We are here because Ann has been here before and she needed to know if the Mermaid Lounge was still a going concern. In 1969 the Judge drove his then 13-year-old daughter and his two sons from Camrose to Drumheller and then kept going all the way to Great Falls. Ann remembers swimming in the O’Haire Motor Inn’s pool with her brothers and making silly faces at their father while he sat in the Mermaid and washed the highway dust from his throat. Relax and keep an eye on your kids? The Sip n’ Dip remains the Platonic ideal.

 

While the Judge sipped his beer, it’s likely he was seduced by suave and sophisticated sounds of Piano Pat.
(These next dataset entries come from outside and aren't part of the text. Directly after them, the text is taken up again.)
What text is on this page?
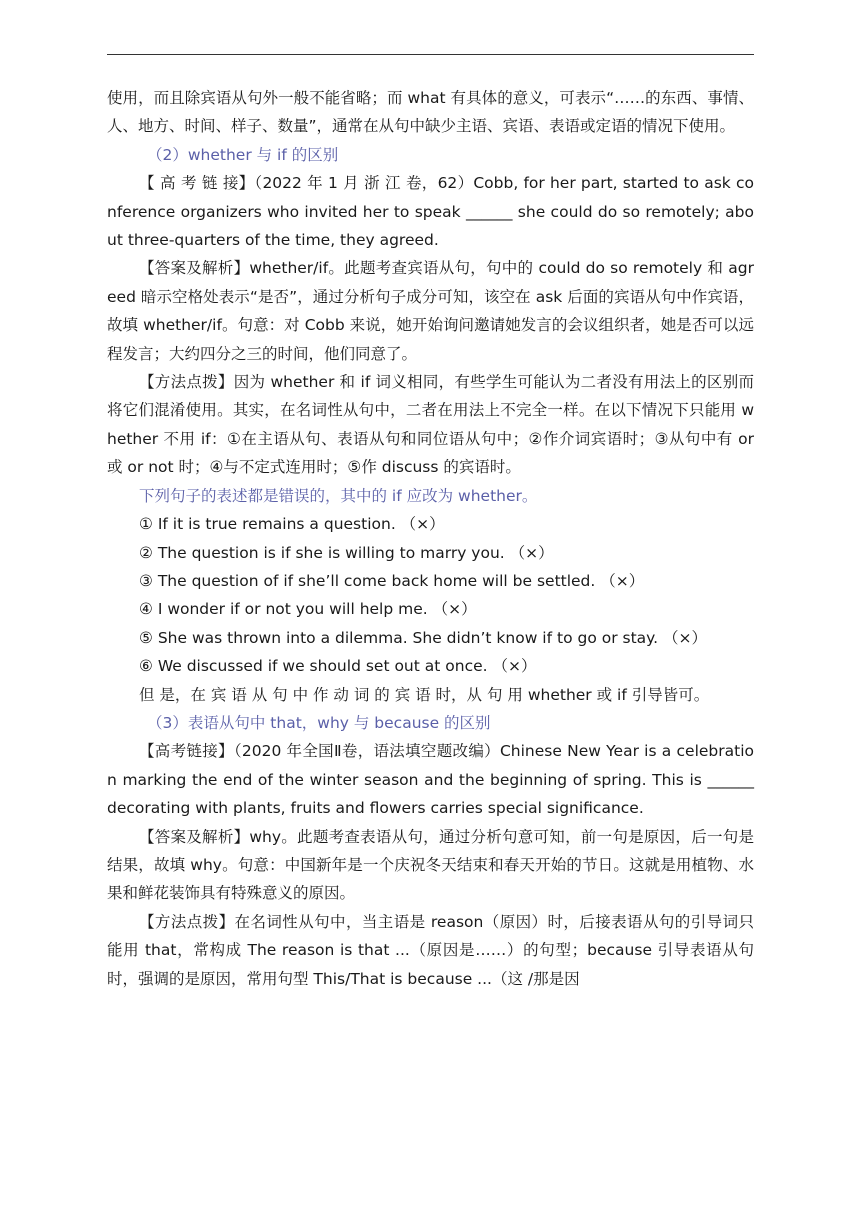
使用，而且除宾语从句外一般不能省略；而 what 有具体的意义，可表示“……的东西、事情、人、地方、时间、样子、数量”，通常在从句中缺少主语、宾语、表语或定语的情况下使用。

（2）whether 与 if 的区别

【 高 考 链 接】（2022 年 1 月 浙 江 卷，62）Cobb, for her part, started to ask conference organizers who invited her to speak ______ she could do so remotely; about three-quarters of the time, they agreed.

【答案及解析】whether/if。此题考查宾语从句，句中的 could do so remotely 和 agreed 暗示空格处表示“是否”，通过分析句子成分可知，该空在 ask 后面的宾语从句中作宾语，故填 whether/if。句意：对 Cobb 来说，她开始询问邀请她发言的会议组织者，她是否可以远程发言；大约四分之三的时间，他们同意了。

【方法点拨】因为 whether 和 if 词义相同，有些学生可能认为二者没有用法上的区别而将它们混淆使用。其实，在名词性从句中，二者在用法上不完全一样。在以下情况下只能用 whether 不用 if：①在主语从句、表语从句和同位语从句中；②作介词宾语时；③从句中有 or 或 or not 时；④与不定式连用时；⑤作 discuss 的宾语时。

下列句子的表述都是错误的，其中的 if 应改为 whether。

① If it is true remains a question. （×）

② The question is if she is willing to marry you. （×）

③ The question of if she’ll come back home will be settled. （×）

④ I wonder if or not you will help me. （×）

⑤ She was thrown into a dilemma. She didn’t know if to go or stay. （×）

⑥ We discussed if we should set out at once. （×）

但 是，在 宾 语 从 句 中 作 动 词 的 宾 语 时，从 句 用 whether 或 if 引导皆可。

（3）表语从句中 that，why 与 because 的区别

【高考链接】（2020 年全国Ⅱ卷，语法填空题改编）Chinese New Year is a celebration marking the end of the winter season and the beginning of spring. This is ______ decorating with plants, fruits and flowers carries special significance.

【答案及解析】why。此题考查表语从句，通过分析句意可知，前一句是原因，后一句是结果，故填 why。句意：中国新年是一个庆祝冬天结束和春天开始的节日。这就是用植物、水果和鲜花装饰具有特殊意义的原因。

【方法点拨】在名词性从句中，当主语是 reason（原因）时，后接表语从句的引导词只能用 that，常构成 The reason is that ...（原因是……）的句型；because 引导表语从句时，强调的是原因，常用句型 This/That is because ...（这 /那是因
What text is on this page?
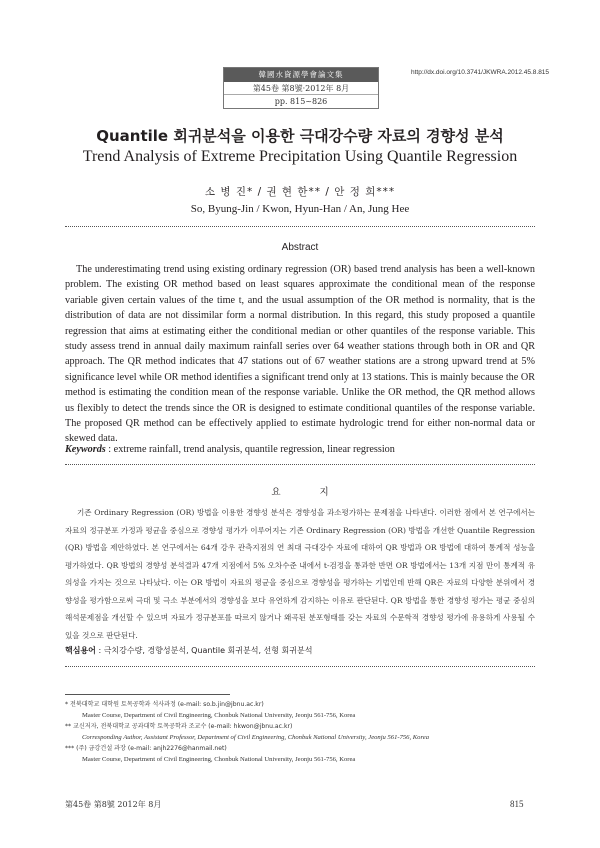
韓國水資源學會論文集
第45卷 第8號·2012年 8月
pp. 815~826
http://dx.doi.org/10.3741/JKWRA.2012.45.8.815
Quantile 회귀분석을 이용한 극대강수량 자료의 경향성 분석
Trend Analysis of Extreme Precipitation Using Quantile Regression
소 병 진* / 권 현 한** / 안 정 희***
So, Byung-Jin / Kwon, Hyun-Han / An, Jung Hee
Abstract
The underestimating trend using existing ordinary regression (OR) based trend analysis has been a well-known problem. The existing OR method based on least squares approximate the conditional mean of the response variable given certain values of the time t, and the usual assumption of the OR method is normality, that is the distribution of data are not dissimilar form a normal distribution. In this regard, this study proposed a quantile regression that aims at estimating either the conditional median or other quantiles of the response variable. This study assess trend in annual daily maximum rainfall series over 64 weather stations through both in OR and QR approach. The QR method indicates that 47 stations out of 67 weather stations are a strong upward trend at 5% significance level while OR method identifies a significant trend only at 13 stations. This is mainly because the OR method is estimating the condition mean of the response variable. Unlike the OR method, the QR method allows us flexibly to detect the trends since the OR is designed to estimate conditional quantiles of the response variable. The proposed QR method can be effectively applied to estimate hydrologic trend for either non-normal data or skewed data.
Keywords : extreme rainfall, trend analysis, quantile regression, linear regression
요 지
기존 Ordinary Regression (OR) 방법을 이용한 경향성 분석은 경향성을 과소평가하는 문제점을 나타낸다. 이러한 점에서 본 연구에서는 자료의 정규분포 가정과 평균을 중심으로 경향성 평가가 이루어지는 기존 Ordinary Regression (OR) 방법을 개선한 Quantile Regression (QR) 방법을 제안하였다. 본 연구에서는 64개 강우 관측지점의 연 최대 극대강수 자료에 대하여 QR 방법과 OR 방법에 대하여 통계적 성능을 평가하였다. QR 방법의 경향성 분석결과 47개 지점에서 5% 오차수준 내에서 t-검정을 통과한 반면 OR 방법에서는 13개 지점 만이 통계적 유의성을 가지는 것으로 나타났다. 이는 OR 방법이 자료의 평균을 중심으로 경향성을 평가하는 기법인데 반해 QR은 자료의 다양한 분위에서 경향성을 평가함으로써 극대 및 극소 부분에서의 경향성을 보다 유연하게 감지하는 이유로 판단된다. QR 방법을 통한 경향성 평가는 평균 중심의 해석문제점을 개선할 수 있으며 자료가 정규분포를 따르지 않거나 왜곡된 분포형태를 갖는 자료의 수문학적 경향성 평가에 유용하게 사용될 수 있을 것으로 판단된다.
핵심용어 : 극치강수량, 경향성분석, Quantile 회귀분석, 선형 회귀분석
* 전북대학교 대학원 토목공학과 석사과정 (e-mail: so.b.jin@jbnu.ac.kr)
Master Course, Department of Civil Engineering, Chonbuk National University, Jeonju 561-756, Korea
** 교신저자, 전북대학교 공과대학 토목공학과 조교수 (e-mail: hkwon@jbnu.ac.kr)
Corresponding Author, Assistant Professor, Department of Civil Engineering, Chonbuk National University, Jeonju 561-756, Korea
*** (주) 금강건설 과장 (e-mail: anjh2276@hanmail.net)
Master Course, Department of Civil Engineering, Chonbuk National University, Jeonju 561-756, Korea
第45卷 第8號 2012年 8月	815
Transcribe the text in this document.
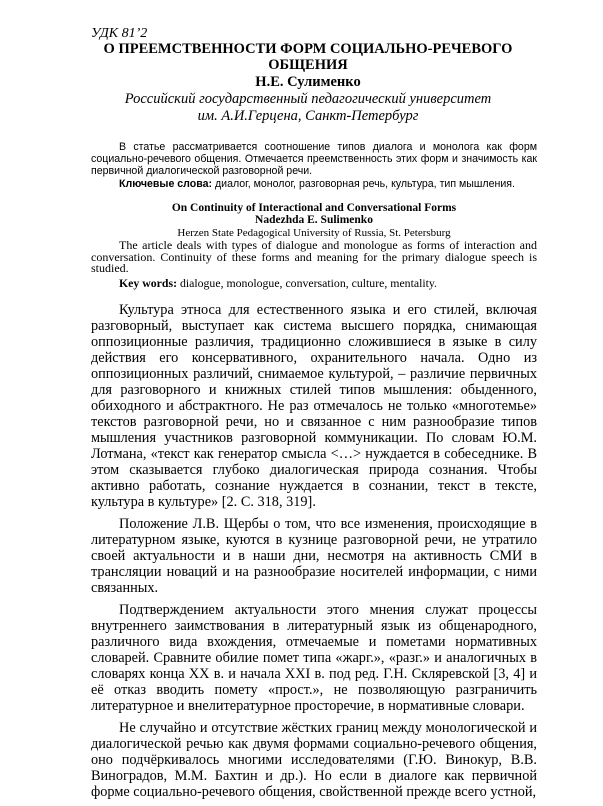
УДК 81’2
О ПРЕЕМСТВЕННОСТИ ФОРМ СОЦИАЛЬНО-РЕЧЕВОГО
ОБЩЕНИЯ
Н.Е. Сулименко
Российский государственный педагогический университет
им. А.И.Герцена, Санкт-Петербург
В статье рассматривается соотношение типов диалога и монолога как форм социально-речевого общения. Отмечается преемственность этих форм и значимость как первичной диалогической разговорной речи.
Ключевые слова: диалог, монолог, разговорная речь, культура, тип мышления.
On Continuity of Interactional and Conversational Forms
Nadezhda E. Sulimenko
Herzen State Pedagogical University of Russia, St. Petersburg
The article deals with types of dialogue and monologue as forms of interaction and conversation. Continuity of these forms and meaning for the primary dialogue speech is studied.
Key words: dialogue, monologue, conversation, culture, mentality.

Культура этноса для естественного языка и его стилей, включая разговорный, выступает как система высшего порядка, снимающая оппозиционные различия, традиционно сложившиеся в языке в силу действия его консервативного, охранительного начала. Одно из оппозиционных различий, снимаемое культурой, – различие первичных для разговорного и книжных стилей типов мышления: обыденного, обиходного и абстрактного. Не раз отмечалось не только «многотемье» текстов разговорной речи, но и связанное с ним разнообразие типов мышления участников разговорной коммуникации. По словам Ю.М. Лотмана, «текст как генератор смысла <…> нуждается в собеседнике. В этом сказывается глубоко диалогическая природа сознания. Чтобы активно работать, сознание нуждается в сознании, текст в тексте, культура в культуре» [2. С. 318, 319].

Положение Л.В. Щербы о том, что все изменения, происходящие в литературном языке, куются в кузнице разговорной речи, не утратило своей актуальности и в наши дни, несмотря на активность СМИ в трансляции новаций и на разнообразие носителей информации, с ними связанных.

Подтверждением актуальности этого мнения служат процессы внутреннего заимствования в литературный язык из общенародного, различного вида вхождения, отмечаемые и пометами нормативных словарей. Сравните обилие помет типа «жарг.», «разг.» и аналогичных в словарях конца XX в. и начала XXI в. под ред. Г.Н. Скляревской [3, 4] и её отказ вводить помету «прост.», не позволяющую разграничить литературное и внелитературное просторечие, в нормативные словари.

Не случайно и отсутствие жёстких границ между монологической и диалогической речью как двумя формами социально-речевого общения, оно подчёркивалось многими исследователями (Г.Ю. Винокур, В.В. Виноградов, М.М. Бахтин и др.). Но если в диалоге как первичной форме социально-речевого общения, свойственной прежде всего устной,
Her gig at the O’Haire Motor Inn has lasted 50 years to date. The bartender says she’s 79. The desk clerk says she’s 82. They both agree Pat’s been playing the Mermaid Lounge almost forever although she’s recently cut back her schedule to just four nights a week. Pat and the mermaids start at nine.

 

Pat’s encased in a little Polynesian redoubt. You can have a drink on the perimeter and look down on her triple bank of organ and piano keyboards, a cheesy backbeat machine Charlie Watts could not abide, her red earrings and her dyed perm. While Ann and I are there Piano Pat sort of Leonard Cohen raps Irving Berlin’s ‘Puttin’ On the Ritz.’ ‘Friends In Low Places’ (I’ve always liked this one, good words, so sue me) is slaughtered along with most of Johnny Cash’s greatest hits. Her wretchedness is borderline sublime.

 
Jesus. Ann’s taking pictures and video with her iPhone, just like everybody else in the joint. When she pauses we look at each other. Is this a joke we’re not in on or is all of this legit? Piano Pat doesn’t so much launch into Billy Joel’s ‘Piano Man,’ but teeter. We have to turn away. We order more draft beer. We’re off the Interstate and we don’t have to drive again until sometime tomorrow morning. And anyway, tonight there are hot mermaids to look at.